Congressional Committee Charges Up for EV Hearing
Congress will continue its review and oversight of automotive and energy issues this week. On Tuesday, May 8, the House Energy and Commerce Subcommittee on Environment will hold a hearing entitled “Sharing the Road: Policy Implications of Electric and Conventional Vehicles in the Years Ahead”.
The Subcommittee, chaired by Congressman John Shimkus (R-Illinois), has invited a diverse set of witnesses to provide testimony on the wide range of issues, opportunities and challenges facing consumers, automakers, utilities and other stakeholders.
According to a subcommittee memo, the following issues may be examined at the hearing:
The reasons for the current growth in EVs and expected future trends in electrification.
The policy implications of increasing EV market penetration.
The impact of EVs on fueling infrastructure and on the nation’s electrical grid.
The response of liquid fuel providers and automakers to changing market trends.
The consumer impacts of changing trends in transportation fuels and vehicles.

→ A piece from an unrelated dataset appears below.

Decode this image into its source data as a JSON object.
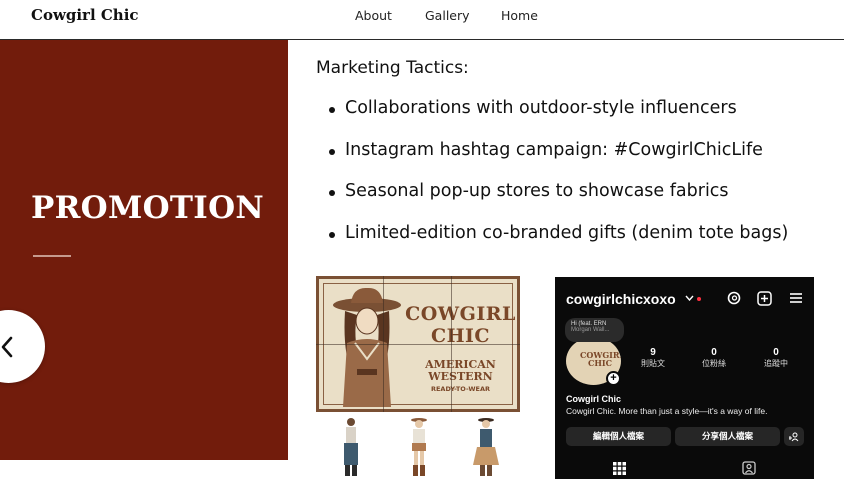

Another likely topic is the federal tax credit of up to $7,500 on the purchase of a plug-in electric vehicle, depending upon the size of the vehicle and its battery capacity. During last year’s Congressional debate on tax reform, the credit was preserved despite opposition from some House Republicans. However, the incentive begins to phase out after each manufacturer sells 200,000 electric vehicles. Many automakers may hit the limit this year. A group of 36 utilities cosigned a letter in March urging Congress to modify the credit and eliminate the cap. Pacific Gas & Electric was a signatory and its CEO is one of the witnesses for tomorrow’s hearing.
Other witnesses will offer important perspectives and data on the current marketplace and outlook for EV adoption. Additionally, there will be debate surrounding the existing policy and regulatory structures at the state and federal levels and what changes or modifications should be considered.